Nach der Scheidung der ersten Ehe heiratete der Kläger am 17.09.1994 in Marokko seine zweite Ehefrau. Diese reiste am 06.11.1995
aufgrund eines Visums der Deutschen Botschaft Rabat, gültig vom 30.10.1995 bis zum 31.01.1996, in das Bundesgebiet ein.
Bereits im April 1994 hatte der Kläger für beide Söhne UVG-Leistungen beantragt. Die Mutter der Kinder gab auf Anfrage des Beklagten an, dass sie wegen Lohnpfändungen, die auf Schulden
ihres Ehemanns beruhten, nicht in der Lage sei, Unterhalt zu zahlen. Die Kinder befänden sich zudem seit September 1994 in
Marokko bei der Mutter ihres geschiedenen Mannes.
Am 12.12.1994 sprach der Kläger beim Sozialamt der Stadt H. vor und teilte mit, dass die Kinder seit dem 10.12.1994 wieder
in H. seien. Daraufhin bewilligte der Beklagte Leistungen nach dem UVG für die Kinder I. und F. für die Zeit vom 07.04.1994 bis zum 31.08.1994 und für die Zeit vom 10.12.1994 bis 23.08.1998.
Bei einer Überprüfung der UVG-Leistungen im Monat Oktober 1997 gab der Kläger an, er sei seit dem 19.09.1994 wieder verheiratet und legte Kopien der im
Königreich Marokko ausgestellten Heiratsurkunde vor. Der Anhörungsbogen trägt kein Datum und keinen Eingangsstempel des Beklagten.
Vom Beklagten wird als Eingangsdatum der 24.11.1997 genannt.
Mit Bescheiden vom 04.12.1997 hob der Beklagte die Bewilligungsbescheide für die beiden Kinder auf. Als Begründung ist angegeben:
"Einstellung wegen Heirat am 27.09.1994". Gleichzeitig wurde die Einstellung der Hilfe zum 26.09.1994 verfügt und die Rückzahlung
gewährter Leistungen in Höhe von 8.876,20 DM und 10.769,20 DM verlangt.
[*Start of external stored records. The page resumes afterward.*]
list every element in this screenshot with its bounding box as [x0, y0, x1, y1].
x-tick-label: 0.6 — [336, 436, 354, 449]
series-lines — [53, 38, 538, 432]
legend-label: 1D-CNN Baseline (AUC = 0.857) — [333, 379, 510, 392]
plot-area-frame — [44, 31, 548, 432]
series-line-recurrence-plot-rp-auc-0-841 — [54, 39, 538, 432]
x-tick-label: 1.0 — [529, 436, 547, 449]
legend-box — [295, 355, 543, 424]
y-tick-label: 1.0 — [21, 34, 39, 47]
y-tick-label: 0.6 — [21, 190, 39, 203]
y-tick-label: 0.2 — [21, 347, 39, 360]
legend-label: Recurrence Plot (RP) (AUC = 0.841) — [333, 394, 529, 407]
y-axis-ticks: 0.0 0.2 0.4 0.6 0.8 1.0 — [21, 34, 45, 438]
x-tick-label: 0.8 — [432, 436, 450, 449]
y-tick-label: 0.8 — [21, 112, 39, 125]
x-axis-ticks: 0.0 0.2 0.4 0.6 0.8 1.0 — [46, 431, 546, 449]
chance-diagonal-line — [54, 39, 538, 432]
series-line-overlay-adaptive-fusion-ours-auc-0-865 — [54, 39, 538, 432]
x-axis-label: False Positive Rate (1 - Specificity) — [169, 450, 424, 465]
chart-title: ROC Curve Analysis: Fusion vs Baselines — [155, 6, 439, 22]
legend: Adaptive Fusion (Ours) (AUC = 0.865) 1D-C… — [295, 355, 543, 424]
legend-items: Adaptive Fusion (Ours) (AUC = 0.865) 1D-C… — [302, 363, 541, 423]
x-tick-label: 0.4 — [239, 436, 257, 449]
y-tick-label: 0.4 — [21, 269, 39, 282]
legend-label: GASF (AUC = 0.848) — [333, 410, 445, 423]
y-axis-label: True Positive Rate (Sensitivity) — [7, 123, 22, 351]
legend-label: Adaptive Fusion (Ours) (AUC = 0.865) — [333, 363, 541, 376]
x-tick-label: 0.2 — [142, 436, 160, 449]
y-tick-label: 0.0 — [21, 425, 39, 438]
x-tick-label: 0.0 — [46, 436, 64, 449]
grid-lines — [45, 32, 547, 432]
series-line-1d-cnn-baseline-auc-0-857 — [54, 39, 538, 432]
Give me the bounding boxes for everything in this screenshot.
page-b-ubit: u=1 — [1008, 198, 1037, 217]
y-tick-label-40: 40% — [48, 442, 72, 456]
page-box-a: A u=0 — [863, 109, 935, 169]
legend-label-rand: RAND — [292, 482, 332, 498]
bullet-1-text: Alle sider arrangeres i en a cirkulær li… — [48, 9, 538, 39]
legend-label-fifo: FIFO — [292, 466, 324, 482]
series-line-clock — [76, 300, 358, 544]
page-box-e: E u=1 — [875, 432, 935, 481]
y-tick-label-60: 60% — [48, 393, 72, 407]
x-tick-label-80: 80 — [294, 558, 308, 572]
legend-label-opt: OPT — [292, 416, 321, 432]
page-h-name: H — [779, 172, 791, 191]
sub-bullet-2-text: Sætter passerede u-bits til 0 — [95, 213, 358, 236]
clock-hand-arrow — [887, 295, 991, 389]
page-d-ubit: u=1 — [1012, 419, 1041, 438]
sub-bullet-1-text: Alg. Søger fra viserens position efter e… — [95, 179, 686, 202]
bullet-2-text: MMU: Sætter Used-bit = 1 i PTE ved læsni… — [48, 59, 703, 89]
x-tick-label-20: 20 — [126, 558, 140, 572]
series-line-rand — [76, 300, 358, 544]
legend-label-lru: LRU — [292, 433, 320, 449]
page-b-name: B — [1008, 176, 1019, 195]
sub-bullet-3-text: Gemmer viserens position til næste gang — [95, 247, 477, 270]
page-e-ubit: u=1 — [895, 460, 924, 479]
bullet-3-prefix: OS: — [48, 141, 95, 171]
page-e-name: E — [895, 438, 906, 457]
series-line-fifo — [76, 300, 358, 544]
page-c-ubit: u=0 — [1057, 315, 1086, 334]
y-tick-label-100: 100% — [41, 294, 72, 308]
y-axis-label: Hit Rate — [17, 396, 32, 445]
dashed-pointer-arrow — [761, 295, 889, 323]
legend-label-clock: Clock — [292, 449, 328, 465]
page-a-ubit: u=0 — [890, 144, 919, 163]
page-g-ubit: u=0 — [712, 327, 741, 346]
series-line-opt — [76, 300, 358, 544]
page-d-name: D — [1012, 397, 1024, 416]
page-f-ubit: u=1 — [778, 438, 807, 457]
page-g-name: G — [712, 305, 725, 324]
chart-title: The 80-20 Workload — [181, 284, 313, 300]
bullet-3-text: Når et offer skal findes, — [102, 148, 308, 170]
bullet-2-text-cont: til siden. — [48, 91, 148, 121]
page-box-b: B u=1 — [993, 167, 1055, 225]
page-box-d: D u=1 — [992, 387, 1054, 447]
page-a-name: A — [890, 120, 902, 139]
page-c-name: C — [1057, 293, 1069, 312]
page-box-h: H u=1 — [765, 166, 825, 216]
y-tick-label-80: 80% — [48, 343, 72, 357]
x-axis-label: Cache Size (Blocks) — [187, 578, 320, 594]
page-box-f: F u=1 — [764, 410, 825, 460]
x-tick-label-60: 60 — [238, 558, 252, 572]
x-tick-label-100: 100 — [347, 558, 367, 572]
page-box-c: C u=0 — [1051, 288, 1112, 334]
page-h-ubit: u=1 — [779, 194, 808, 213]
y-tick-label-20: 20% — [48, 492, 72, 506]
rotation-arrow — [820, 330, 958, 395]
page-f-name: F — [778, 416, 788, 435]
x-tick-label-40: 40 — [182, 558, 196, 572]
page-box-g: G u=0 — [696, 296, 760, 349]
Der Verfahrensbevollmächtigte des Klägers legte gegen diese Bescheide am 12.12.1997 Widerspruch ein. Dem Widerspruchsschreiben
war eine Vollmacht des Klägers vom 09.12.1997 beigefügt. Mit Schriftsatz vom 16.02.1998 machte der Kläger geltend, seine zweite
Frau sei erst im Jahre 1995 nach H. gekommen. Über diese Umstände habe er eine Mitarbeiterin des Allgemeinen Sozialen Dienst
auch unverzüglich informiert. Falls diese Information amtsintern nicht weitergegeben worden sei, liege dies nicht in seiner
Verantwortung.
Mit Widerspruchsbescheid vom 11.01.2000 änderte das Regierungspräsidium Stuttgart die beiden Bescheide vom 04.12.1997 dahin,
dass der Rückforderungszeitraum auf 01.10.1994 bis 30.11.1997 festgesetzt werde. Die Rückforderungsbeträge für F. und I. betrugen
danach 9.058,93 DM bzw. 6.907 DM. Zur Begründung wurde ausgeführt, dass die Leistungsvoraussetzungen nicht gegeben seien,
wenn der Elternteil, bei dem die Kinder lebten, mit einer anderen Person verheiratet sei und von dieser nicht dauernd getrennt
lebe. Beim Kläger fehle es mithin am Merkmal der Alleinerziehung i.S.v. § 1 Abs. 1 Nr. 2 UVG. Auch wenn die zweite Ehefrau erst 1995 aus Marokko nach Deutschland gezogen sei, habe kein Getrenntleben vorgelegen. Das
Fehlen einer Einreisegenehmigung stehe einem Getrenntleben nicht gleich. Nach § 5 Abs. 1 UVG habe der Elternteil, bei dem die Berechtigten leben, die zu Unrecht erbrachten Zahlungen zu erstatten, wenn die Leistungen
auf vorsätzlich oder fahrlässig falschen oder unvollständigen Angaben beruhten oder eine Anzeige nach § 6 UVG unterlassen worden sei. Durch die Eheschließung im September 1994 seien die Anspruchsvoraussetzungen mit Ablauf des September
1994 weggefallen. Von daher bestehe eine Erstattungspflicht für den Zeitraum 01.10.1994 bis zum 30.11.1997. In diesem Zeitraum
seien insgesamt 15.965,93 DM zu Unrecht gezahlt worden.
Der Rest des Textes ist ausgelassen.